Peneliti ICW lainnya, Wana Alamsyah mengatakan, merujuk Pasal 46 konvensi anti korupsi (UNCAC) menyebutkan bahwa negara-negara peserta wajib memberikan bantuan seluas-luasnya kepada negara yang sedang melakukan penyelidikan, penyidikan, dan proses peradilan sehubungan dengan pelanggaran dalam konvensi ini.

“Jadi dengan adanya aturan ini sudah menjadi legitimasi yang kuat tanpa membutuhkan perjanjian khusus antar negara,” ujarnya.

Berangkat dari penjelasan diatas maka untuk memaksimalkan upaya pengembalian aset di luar negeri penegak hukum harus memastikan kualitas bukti saat menangani sebuah perkara agar memudahkan otoritas luar negeri untuk mencari informasi yang dibutuhkan.

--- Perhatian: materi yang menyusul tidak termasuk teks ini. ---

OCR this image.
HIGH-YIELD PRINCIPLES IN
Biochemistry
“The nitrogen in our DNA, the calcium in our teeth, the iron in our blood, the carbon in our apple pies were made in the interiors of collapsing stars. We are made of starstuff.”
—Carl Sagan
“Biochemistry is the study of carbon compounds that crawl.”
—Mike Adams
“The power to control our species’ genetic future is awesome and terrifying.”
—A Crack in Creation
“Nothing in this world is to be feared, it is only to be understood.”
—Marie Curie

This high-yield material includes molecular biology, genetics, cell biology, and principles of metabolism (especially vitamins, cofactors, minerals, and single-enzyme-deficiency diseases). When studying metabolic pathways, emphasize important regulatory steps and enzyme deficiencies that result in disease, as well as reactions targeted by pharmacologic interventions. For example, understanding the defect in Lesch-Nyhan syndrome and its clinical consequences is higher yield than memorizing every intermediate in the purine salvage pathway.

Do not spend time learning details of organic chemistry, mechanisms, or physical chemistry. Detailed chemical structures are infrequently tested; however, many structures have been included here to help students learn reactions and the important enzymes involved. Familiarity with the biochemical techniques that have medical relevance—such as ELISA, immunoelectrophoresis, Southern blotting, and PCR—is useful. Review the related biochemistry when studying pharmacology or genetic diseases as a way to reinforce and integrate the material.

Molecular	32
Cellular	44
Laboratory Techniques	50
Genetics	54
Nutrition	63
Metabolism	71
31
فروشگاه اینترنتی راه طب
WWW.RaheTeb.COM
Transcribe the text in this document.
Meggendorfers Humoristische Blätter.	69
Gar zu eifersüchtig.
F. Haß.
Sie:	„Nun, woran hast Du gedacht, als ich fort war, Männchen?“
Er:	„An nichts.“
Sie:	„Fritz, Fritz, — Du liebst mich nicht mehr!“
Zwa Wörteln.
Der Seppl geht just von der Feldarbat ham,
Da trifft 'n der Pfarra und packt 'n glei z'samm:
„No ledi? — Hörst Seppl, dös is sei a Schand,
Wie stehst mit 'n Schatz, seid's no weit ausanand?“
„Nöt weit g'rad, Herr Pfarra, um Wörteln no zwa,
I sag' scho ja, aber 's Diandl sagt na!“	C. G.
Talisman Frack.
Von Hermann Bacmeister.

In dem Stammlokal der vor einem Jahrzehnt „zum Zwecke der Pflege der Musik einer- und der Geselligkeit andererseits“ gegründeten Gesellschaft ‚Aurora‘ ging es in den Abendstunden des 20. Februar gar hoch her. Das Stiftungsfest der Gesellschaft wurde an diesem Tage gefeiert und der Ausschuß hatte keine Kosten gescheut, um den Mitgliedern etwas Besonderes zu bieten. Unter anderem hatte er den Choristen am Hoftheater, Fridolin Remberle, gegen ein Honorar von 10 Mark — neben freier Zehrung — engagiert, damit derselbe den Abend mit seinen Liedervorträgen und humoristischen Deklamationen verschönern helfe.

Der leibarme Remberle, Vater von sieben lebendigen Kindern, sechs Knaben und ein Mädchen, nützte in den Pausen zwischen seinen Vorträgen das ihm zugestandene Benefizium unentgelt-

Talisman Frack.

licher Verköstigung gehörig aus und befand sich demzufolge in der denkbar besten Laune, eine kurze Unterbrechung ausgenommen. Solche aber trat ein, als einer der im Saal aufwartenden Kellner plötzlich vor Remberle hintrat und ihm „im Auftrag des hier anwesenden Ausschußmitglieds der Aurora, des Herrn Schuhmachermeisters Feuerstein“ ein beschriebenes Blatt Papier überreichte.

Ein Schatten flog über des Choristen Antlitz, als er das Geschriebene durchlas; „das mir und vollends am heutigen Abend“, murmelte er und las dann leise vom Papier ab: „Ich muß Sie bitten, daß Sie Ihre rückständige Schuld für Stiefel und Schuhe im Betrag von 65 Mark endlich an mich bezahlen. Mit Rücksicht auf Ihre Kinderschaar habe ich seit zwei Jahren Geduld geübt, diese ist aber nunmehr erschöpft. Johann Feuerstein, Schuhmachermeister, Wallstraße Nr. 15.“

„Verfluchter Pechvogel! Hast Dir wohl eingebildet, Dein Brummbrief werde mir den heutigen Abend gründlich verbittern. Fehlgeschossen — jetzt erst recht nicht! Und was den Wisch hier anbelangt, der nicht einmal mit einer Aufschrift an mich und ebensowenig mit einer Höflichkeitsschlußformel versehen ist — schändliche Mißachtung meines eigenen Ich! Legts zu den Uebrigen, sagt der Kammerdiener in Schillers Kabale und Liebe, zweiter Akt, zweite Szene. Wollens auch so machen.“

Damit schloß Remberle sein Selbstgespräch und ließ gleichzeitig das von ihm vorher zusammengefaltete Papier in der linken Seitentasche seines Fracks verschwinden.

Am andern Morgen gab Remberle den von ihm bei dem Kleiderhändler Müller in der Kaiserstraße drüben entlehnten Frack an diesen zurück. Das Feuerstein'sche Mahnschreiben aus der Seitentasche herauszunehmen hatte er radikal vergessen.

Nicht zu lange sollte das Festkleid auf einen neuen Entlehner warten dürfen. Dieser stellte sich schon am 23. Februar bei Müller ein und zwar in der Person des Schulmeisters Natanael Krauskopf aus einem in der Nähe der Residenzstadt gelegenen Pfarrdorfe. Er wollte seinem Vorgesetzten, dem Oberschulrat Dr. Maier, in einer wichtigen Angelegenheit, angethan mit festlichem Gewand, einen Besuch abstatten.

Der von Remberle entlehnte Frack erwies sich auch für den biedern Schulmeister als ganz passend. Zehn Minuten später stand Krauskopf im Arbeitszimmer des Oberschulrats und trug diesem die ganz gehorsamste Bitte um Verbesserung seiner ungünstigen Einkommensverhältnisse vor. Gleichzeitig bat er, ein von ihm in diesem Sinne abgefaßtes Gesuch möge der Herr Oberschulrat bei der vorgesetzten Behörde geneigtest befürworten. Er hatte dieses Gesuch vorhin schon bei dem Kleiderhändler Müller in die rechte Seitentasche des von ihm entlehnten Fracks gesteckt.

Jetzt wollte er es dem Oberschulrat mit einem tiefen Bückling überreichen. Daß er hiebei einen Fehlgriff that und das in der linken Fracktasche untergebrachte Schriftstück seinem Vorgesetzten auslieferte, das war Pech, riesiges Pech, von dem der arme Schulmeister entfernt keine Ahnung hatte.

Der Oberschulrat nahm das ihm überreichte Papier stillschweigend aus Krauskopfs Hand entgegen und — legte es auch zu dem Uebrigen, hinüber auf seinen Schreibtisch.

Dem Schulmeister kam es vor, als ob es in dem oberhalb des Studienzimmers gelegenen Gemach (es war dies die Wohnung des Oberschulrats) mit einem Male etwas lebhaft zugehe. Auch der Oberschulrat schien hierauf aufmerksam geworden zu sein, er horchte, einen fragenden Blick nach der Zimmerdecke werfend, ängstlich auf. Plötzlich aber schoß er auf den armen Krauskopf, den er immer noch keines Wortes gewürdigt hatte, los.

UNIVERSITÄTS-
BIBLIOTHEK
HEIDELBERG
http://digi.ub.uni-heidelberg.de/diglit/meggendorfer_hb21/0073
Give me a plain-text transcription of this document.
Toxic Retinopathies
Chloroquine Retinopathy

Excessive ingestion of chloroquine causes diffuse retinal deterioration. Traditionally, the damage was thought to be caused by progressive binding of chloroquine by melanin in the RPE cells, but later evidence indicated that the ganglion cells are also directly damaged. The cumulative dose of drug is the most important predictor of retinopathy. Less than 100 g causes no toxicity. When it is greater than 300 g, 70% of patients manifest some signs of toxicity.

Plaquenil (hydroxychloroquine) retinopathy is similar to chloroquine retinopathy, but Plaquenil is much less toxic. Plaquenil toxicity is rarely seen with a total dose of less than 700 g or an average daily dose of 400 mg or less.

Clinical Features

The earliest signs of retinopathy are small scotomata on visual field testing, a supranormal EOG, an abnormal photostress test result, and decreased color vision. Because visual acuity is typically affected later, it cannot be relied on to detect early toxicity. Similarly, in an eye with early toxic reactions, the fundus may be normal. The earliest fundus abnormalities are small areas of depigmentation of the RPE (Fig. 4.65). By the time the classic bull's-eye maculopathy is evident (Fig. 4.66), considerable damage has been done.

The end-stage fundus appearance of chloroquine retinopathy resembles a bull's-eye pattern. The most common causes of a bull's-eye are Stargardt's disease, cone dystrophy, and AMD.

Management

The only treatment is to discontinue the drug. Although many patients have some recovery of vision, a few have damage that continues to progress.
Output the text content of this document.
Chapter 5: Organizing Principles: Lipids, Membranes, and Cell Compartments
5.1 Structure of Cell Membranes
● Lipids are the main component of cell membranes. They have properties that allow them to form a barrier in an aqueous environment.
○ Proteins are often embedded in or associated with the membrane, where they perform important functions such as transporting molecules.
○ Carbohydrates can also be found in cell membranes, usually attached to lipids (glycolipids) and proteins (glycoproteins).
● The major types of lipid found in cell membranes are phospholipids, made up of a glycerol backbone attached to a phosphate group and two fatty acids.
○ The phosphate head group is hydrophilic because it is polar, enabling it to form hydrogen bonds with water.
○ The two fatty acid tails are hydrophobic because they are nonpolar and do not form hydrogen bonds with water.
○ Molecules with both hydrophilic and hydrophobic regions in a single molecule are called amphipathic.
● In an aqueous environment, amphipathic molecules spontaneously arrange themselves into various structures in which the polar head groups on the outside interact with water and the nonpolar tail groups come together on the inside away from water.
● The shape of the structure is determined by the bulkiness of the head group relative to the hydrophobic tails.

Selain itu networking dengan penegak hukum luar negeri perlu untuk ditingkatkan. Mengingat saat ini Kejakasaan Agung Republik Indonesia telah tergabung dalam organisasi Asset Recovery Inter-Agency Network Asia Pasific (ARIN-AP). Lalu pada tahun 2018 lalu Kepala Pemulihan Aset Kejaksaan RI juga terpilih menjadi Presiden ARIN-AP. Langkah ini seharusnya bisa memudahkan koordinasi antar penegak hukum untuk mengembalikan aset pelaku korupsi yang masih tersimpan di luar negeri.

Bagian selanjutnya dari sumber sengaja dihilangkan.